Quand on a quitté ces quatre endroits qui font frémir ma plume, comme je l’ai dit plus haut, on arrive, après des montées et des descentes innombrables, au Cap à Corbeaux, du haut duquel l’œil plonge dans la Baie Saint-Paul, l’endroit le plus considérable de toute la côte du nord. On ne se figure pas ce qu’est un pays pareil ; la Côte à Corbeaux a près d’un mille de longueur, et, à ses pieds, parmi des méandres sans fin, serpentant au milieu d’une vallée riante et fertile, se voit la rivière de la Baie Saint-Paul, communément appelée le Bras. Voyez-vous un peu ce que cela doit être ? Descendre vingt-huit arpents en roidissant tous ses muscles pour pouvoir se retenir et ne pas dégringoler avec les cailloux que le pied pousse devant soi, et qui roulent jusqu’au bas de la côte comme au fond d’un précipice ! L’archange rebelle, dans sa chute, a dû passer par là. Un vieil habitant de l’endroit m’a raconté dans son style naïf l’histoire de la création : « Dieu, dit-il, commença par faire les mers, les fleuves, les ruisseaux, puis le district de Montréal, puis la côte du sud ; cela lui prit quatre à cinq jours. Le sixième jour, il se sentit fatigué ; mais comme il n’avait pas encore fini, de lassitude il jeta ça et là le sac de la création, et voilà comment se fit la côte nord.” »
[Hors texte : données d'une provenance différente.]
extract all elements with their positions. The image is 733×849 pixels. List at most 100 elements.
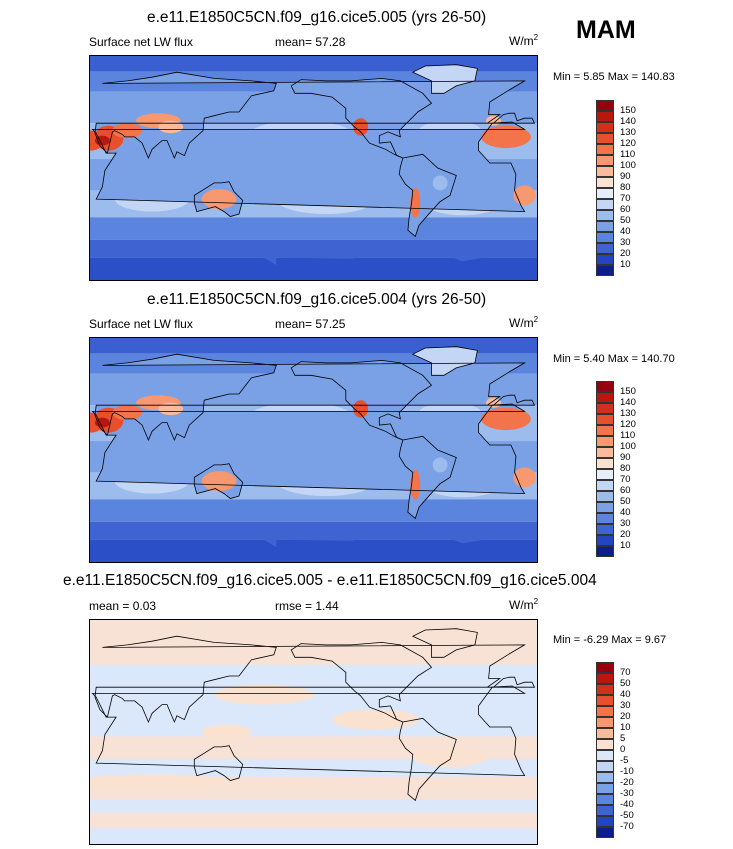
africa-coastline bbox=[91, 685, 527, 777]
colorbar-tick-label: -40 bbox=[620, 799, 634, 810]
colorbar-tick-label: 80 bbox=[620, 182, 631, 193]
colorbar-tick-label: 150 bbox=[620, 105, 636, 116]
namerica-coastline bbox=[290, 77, 433, 159]
panel1-map bbox=[89, 55, 538, 281]
panel1-minmax: Min = 5.85 Max = 140.83 bbox=[553, 71, 675, 83]
colorbar-tick-label: 40 bbox=[620, 226, 631, 237]
panel3-title: e.e11.E1850C5CN.f09_g16.cice5.005 - e.e1… bbox=[63, 572, 597, 589]
colorbar-tick-label: 10 bbox=[620, 259, 631, 270]
colorbar-swatch bbox=[596, 524, 614, 535]
panel2-variable-label: Surface net LW flux bbox=[89, 317, 193, 331]
colorbar-swatch bbox=[596, 673, 614, 684]
colorbar-swatch bbox=[596, 827, 614, 838]
colorbar-tick-label: 70 bbox=[620, 193, 631, 204]
colorbar-swatch bbox=[596, 480, 614, 491]
colorbar-tick-label: 70 bbox=[620, 474, 631, 485]
colorbar-swatch bbox=[596, 265, 614, 276]
australia-coastline bbox=[193, 745, 244, 781]
colorbar-swatch bbox=[596, 513, 614, 524]
colorbar-swatch bbox=[596, 155, 614, 166]
colorbar-tick-label: 120 bbox=[620, 138, 636, 149]
colorbar-swatch bbox=[596, 221, 614, 232]
africa-coastline bbox=[91, 403, 527, 495]
eurasia-coastline bbox=[94, 71, 536, 160]
colorbar-swatch bbox=[596, 805, 614, 816]
colorbar-tick-label: -20 bbox=[620, 777, 634, 788]
colorbar-swatch bbox=[596, 458, 614, 469]
colorbar-tick-label: 140 bbox=[620, 397, 636, 408]
panel2-units: W/m2 bbox=[509, 315, 539, 330]
colorbar-tick-label: 100 bbox=[620, 160, 636, 171]
colorbar-swatch bbox=[596, 188, 614, 199]
colorbar-swatch bbox=[596, 728, 614, 739]
australia-coastline bbox=[193, 181, 244, 217]
colorbar-swatch bbox=[596, 469, 614, 480]
greenland-coastline bbox=[411, 628, 478, 658]
season-label: MAM bbox=[576, 16, 636, 44]
panel3-minmax: Min = -6.29 Max = 9.67 bbox=[553, 634, 667, 646]
colorbar-tick-label: 20 bbox=[620, 711, 631, 722]
greenland-coastline bbox=[411, 346, 478, 376]
colorbar-swatch bbox=[596, 414, 614, 425]
colorbar-tick-label: -70 bbox=[620, 821, 634, 832]
panel3-mean-label: mean = 0.03 bbox=[89, 599, 157, 613]
colorbar-tick-label: 80 bbox=[620, 463, 631, 474]
colorbar-tick-label: 130 bbox=[620, 408, 636, 419]
colorbar-tick-label: 90 bbox=[620, 171, 631, 182]
panel2-minmax: Min = 5.40 Max = 140.70 bbox=[553, 353, 675, 365]
colorbar-tick-label: 120 bbox=[620, 419, 636, 430]
colorbar-tick-label: 60 bbox=[620, 204, 631, 215]
panel1-title: e.e11.E1850C5CN.f09_g16.cice5.005 (yrs 2… bbox=[147, 9, 487, 26]
colorbar-tick-label: 40 bbox=[620, 689, 631, 700]
panel2-mean-label: mean= 57.25 bbox=[275, 317, 346, 331]
colorbar-tick-label: 50 bbox=[620, 215, 631, 226]
colorbar-swatch bbox=[596, 684, 614, 695]
colorbar-tick-label: 110 bbox=[620, 430, 636, 441]
colorbar-tick-label: 50 bbox=[620, 496, 631, 507]
panel3-map bbox=[89, 619, 538, 845]
panel3-rmse-label: rmse = 1.44 bbox=[275, 599, 339, 613]
colorbar-swatch bbox=[596, 783, 614, 794]
colorbar-tick-label: 10 bbox=[620, 540, 631, 551]
colorbar-swatch bbox=[596, 133, 614, 144]
colorbar-swatch bbox=[596, 232, 614, 243]
colorbar-tick-label: 30 bbox=[620, 518, 631, 529]
colorbar-tick-label: 40 bbox=[620, 507, 631, 518]
colorbar-swatch bbox=[596, 662, 614, 673]
samerica-coastline bbox=[398, 717, 457, 802]
colorbar-swatch bbox=[596, 491, 614, 502]
samerica-coastline bbox=[398, 153, 457, 238]
panel3-colorbar: 70 50 40 30 20 10 5 0 -5 -10 -20 -30 -40 -50 -70 bbox=[596, 662, 656, 838]
colorbar-tick-label: 140 bbox=[620, 116, 636, 127]
colorbar-tick-label: 50 bbox=[620, 678, 631, 689]
samerica-coastline bbox=[398, 435, 457, 520]
colorbar-swatch bbox=[596, 243, 614, 254]
greenland-coastline bbox=[411, 64, 478, 94]
panel2-title: e.e11.E1850C5CN.f09_g16.cice5.004 (yrs 2… bbox=[147, 291, 487, 308]
colorbar-tick-label: 5 bbox=[620, 733, 626, 744]
namerica-coastline bbox=[290, 641, 433, 723]
panel2-colorbar: 150 140 130 120 110 100 90 80 70 60 50 40 30 20 10 bbox=[596, 381, 656, 557]
colorbar-tick-label: -10 bbox=[620, 766, 634, 777]
colorbar-swatch bbox=[596, 166, 614, 177]
colorbar-swatch bbox=[596, 502, 614, 513]
colorbar-tick-label: 90 bbox=[620, 452, 631, 463]
colorbar-swatch bbox=[596, 425, 614, 436]
colorbar-swatch bbox=[596, 772, 614, 783]
colorbar-swatch bbox=[596, 794, 614, 805]
colorbar-swatch bbox=[596, 177, 614, 188]
panel1-variable-label: Surface net LW flux bbox=[89, 35, 193, 49]
colorbar-tick-label: 150 bbox=[620, 386, 636, 397]
colorbar-swatch bbox=[596, 199, 614, 210]
colorbar-tick-label: 10 bbox=[620, 722, 631, 733]
eurasia-coastline bbox=[94, 635, 536, 724]
colorbar-swatch bbox=[596, 695, 614, 706]
colorbar-swatch bbox=[596, 717, 614, 728]
panel3-units: W/m2 bbox=[509, 597, 539, 612]
colorbar-tick-label: 60 bbox=[620, 485, 631, 496]
colorbar-tick-label: 70 bbox=[620, 667, 631, 678]
australia-coastline bbox=[193, 463, 244, 499]
namerica-coastline bbox=[290, 359, 433, 441]
panel1-mean-label: mean= 57.28 bbox=[275, 35, 346, 49]
panel2-map bbox=[89, 337, 538, 563]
Entre deux promontoires énormes, qui ont l’air de se défier l’un l’autre, s’ouvre la Baie Saint-Paul et la rivière qui la continue. Cette rivière est peu de chose un arpent ou deux de largeur, mais des détours sans fin qui la font perdre à chaque instant de vue ; tantôt des terrains plats, tantôt des escarpements subits, tantôt des oasis délicieusement couchées dans les eaux.

Il m’a fallu trois heures pour me rendre des Éboulements à la Baie Saint-Paul, distance de trois lieues. J’avais pris un cabriolet, véhicule disloquant ; aussi, à mon arrivée, j’avais les os comme un effet d’indigestion, et le cœur me battait dans la poitrine comme un caillou qu’on met au bout d’une planche pour le faire sauter.
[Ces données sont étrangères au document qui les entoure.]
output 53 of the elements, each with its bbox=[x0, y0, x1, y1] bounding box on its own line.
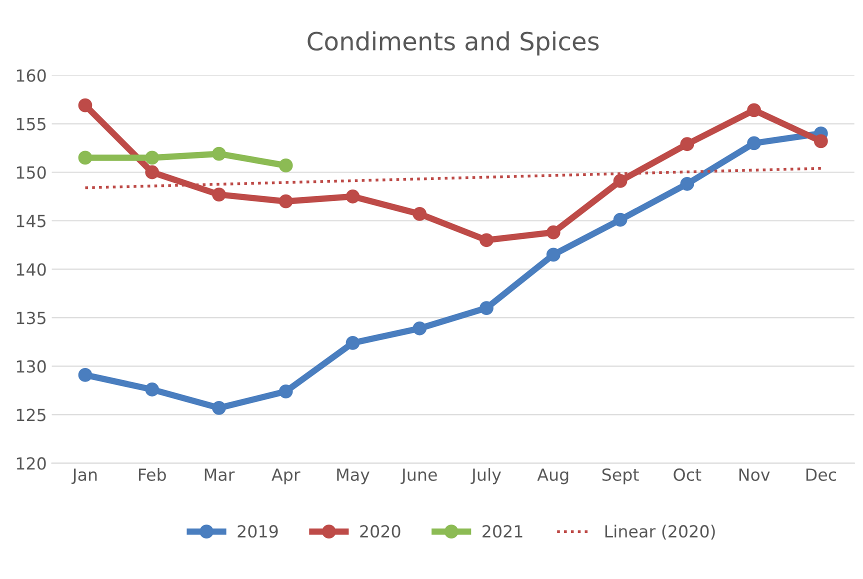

La Baie Saint-Paul fait un contraste étonnant avec le reste de la côte nord ; la vallée, coupée en deux par la rivière, a environ deux milles de largeur, et, sur toute sa longueur, passe un chemin agréable et facile, de quatre lieues, qui mène à Saint-Urbain, où se trouve la mine de fer titanique.

Saint-Urbain est une concession située en arrière de la Baie Saint-Paul, et qui compte à peu près cent soixante voteurs, tous des rouges incorrigibles ; c’est désolant.

Rien n’indique la présence d’une mine ; il faut faire quinze arpents en dehors du chemin pour se rendre au foyer d’opération. Là, on trouve six bâtisses en voie de construction, deux pour mettre le charbon, une pour le minerai et trois pour loger les travailleurs. Ces six bâtisses sont en bois ; à vingt pas plus loin, une cinquantaine d’ouvriers déblaient et creusent le terrain pour poser les fondations des bâtiments qui contiendront les fourneaux. Pour arriver à la mine proprement dite, il faut monter douze arpents roides comme les convictions d’un libéral avancé, puis on aperçoit une quinzaine d’hommes en train de piocher et de miner dans le monticule de fer titanique. L’exploitation est peu avancée à cause du grand nombre de travaux préparatoires qu’il a fallu accomplir avant d’attaquer la mine proprement dite.

Cette mine est d’une grande richesse, elle donne à peu près soixante-dix pour cent de minerai pur ; on suppose qu’elle comprend une superficie d’une douzaine de lieues. Depuis la montagne de fer jusqu’à la Baie Saint-Paul, la Compagnie qui exploite la mine achève de faire construire un tramway, chemin à lisses de bois de trois pieds de largeur, qui devra transporter le minerai jusqu’au fleuve. À l’autre extrémité du tramway, près du fleuve et à l’entrée de la Baie Saint-Paul, se trouve un immense hangar bâti par la Compagnie pour emmagasiner le minerai. On évalue, pour le présent, à environ trois cents le nombre des employés à la mine ; mais ce qu’il faut considérer par-dessus tout, ce sont les avantages indirects et les conséquences d’une pareille exploitation.

En premier lieu, la Compagnie, pour pouvoir utiliser ses travaux et faire les choses en grand, devra peser de toute son influence sur le gouvernement pour obtenir la construction d’un quai où pourront mouiller les navires d’un fort tonnage. Aujourd’hui, il n’y a pas de quai à la Baie Saint-Paul ; les battures s’y étendent sur une longueur de deux milles, et les passagers, qui veulent prendre le Clyde, sont obligés de l’attendre à bord d’une goëlette mouillée au large. Kn outre, la Compagnie devra faire macadamiser tout le chemin compris entre la Baie Saint-Paul et Saint-Urbain, une distance d’environ dix milles ; déjà elle a fait construire une dizaine de ponts solides sur ce même chemin, dans les endroits où les nombreux détours de la rivière interceptent le terrain. De plus, elle donne une valeur considérable aux terres par le développement rapide de la colonisation qui suit partout les industries bien assises ; déjà même bon nombre d’habitants du Saguenay sont venus s’établir auprès de la mine de fer.

De l’autre côté de la rivière, en face de la montagne titanique, se trouve une autre mine, presque aussi considérable, et pour l’exploitation de laquelle s’est formée une autre compagnie dans laquelle M. Price a des intérêts considérables, et qui devra, elle aussi, faire construire un tramway pour transporter son minerai jusqu’au fleuve.

Voilà à peu près les seuls détails qu’il soit possible de donner maintenant sur cette vaste exploitation qui n’en est encore qu’à ses débuts ; elle transformera en peu d’années une bonne partie des Laurentides, et la Baie Saint-Paul ne tardera pas à devenir un endroit célèbre où les voyageurs accourront. Elle est aujourd’hui la première station du bateau à vapeur sur la côte nord, en attendant qu’elle devienne un entrepôt renommé pour l’une des premières richesses du monde, dans cet âge de fer où les hommes participent un peu eux-mêmes de la nature du minerai, ce qui, malheureusement, ne les rend pas plus solides tout en les rendant plus durs.